There has been progress since the first review was held in 2011, but Ireland still lags behind international standards for human rights in detention. Overcrowding in prisons is an ongoing problem especially for women in prison, and has consequences for prisoners that are humiliating, degrading and dangerous. The continued practice of sharing a cell involves problems ranging from having to use the toilet in the presence of others to the risk of a ‘hazing’ initiation rite and the threat of violence, which may be fatal.
The Centre’s 2016 report ‘Developing Inside: Transforming Prison for Young Adults’ identified 18 to 24-year-olds this distinct group as having a unique set of requirements and characteristics and highlighted the needs of this distinct group.
In relation to Ireland’s examination by the UN Committee the JCFJ has a particular concern about the number of young adults on restricted regime and on the lowest regime standard.

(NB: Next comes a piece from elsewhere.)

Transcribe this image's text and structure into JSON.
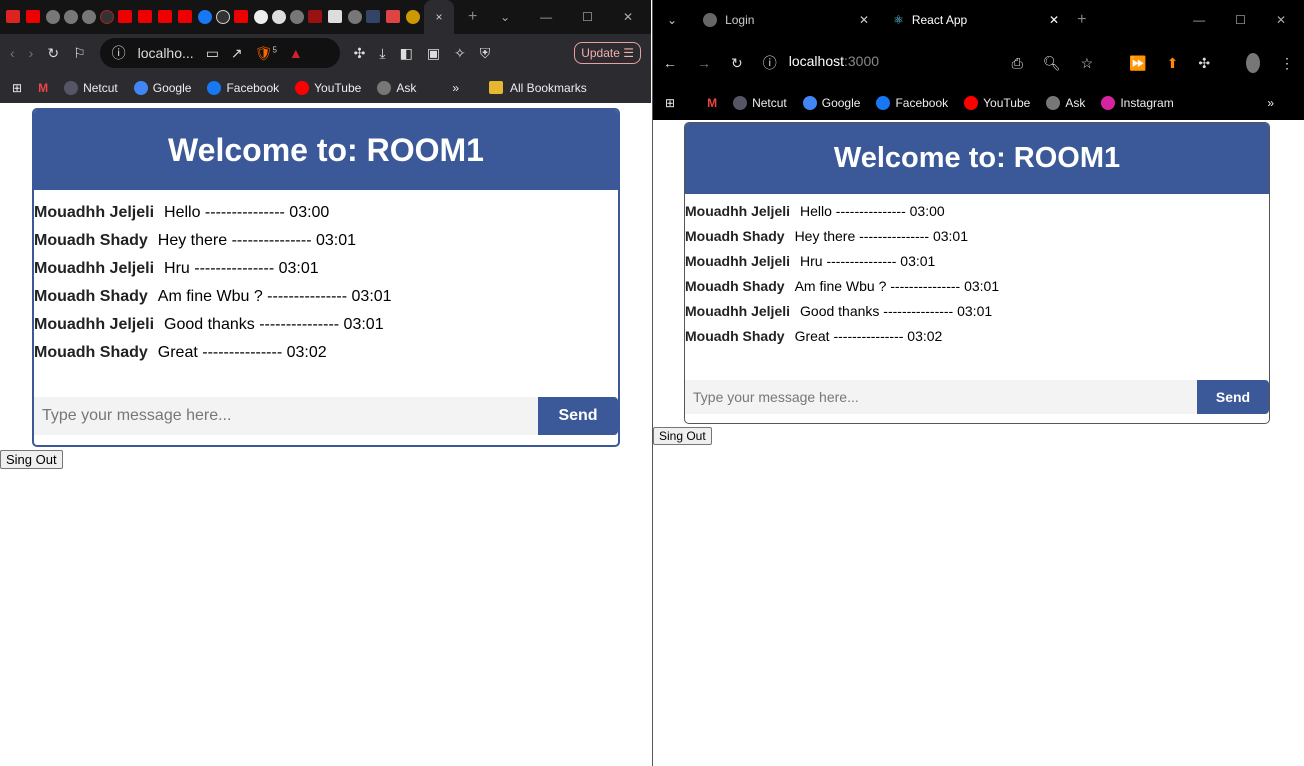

The prison service’s Incentivised Regimes Policy (IRP) used in prisons to reward and punish behaviour is impacting young adults disproportionately. Young adults aged18-24 have unique characteristics including risk-taking, poor impulse control and susceptibility to peer pressure which result in them being overrepresented in the prison population. It also means they have an impaired ability to maintain behavioural standards which are necessary for this restrictive regime, which is reflected in their higher than average numbers on it. The ‘Basic’ level of the IRP restricts access to family visits, telephone calls, gratuity, single-cells, education, work and training.
Restricting telephone calls and family visits as punishment for errant behaviour is not the withdrawal of a privilege from a prisoner but a violation of their fundamental human rights. If the young adult has children, it is also a breach of their right tohave ‘personal relations and direct contact on a regular basis with his or her parent’ as stated in the UN Convention on the Rights of the Child (1989).18 to 24-year-olds are also on extended lock-up at a higher rate than the general prison population, which can see them locked in their cells for up to 23 hours a day.
The UN Committee against Torture (UNCAT) comprises 10 independent experts. By signing up to the Convention, Ireland committed to having its compliance reviewed periodically. The hearing will assess how Ireland measures up to international human rights standards in regard to its treatment of some of its most vulnerable and marginalised citizens. The committee will also consider submissions from NGOS concerned with torture and ill-treatment in places of deprivation of liberty, of migrants and asylum seekers in addition to institutional abuse, violence against women and sexual and reproductive rights.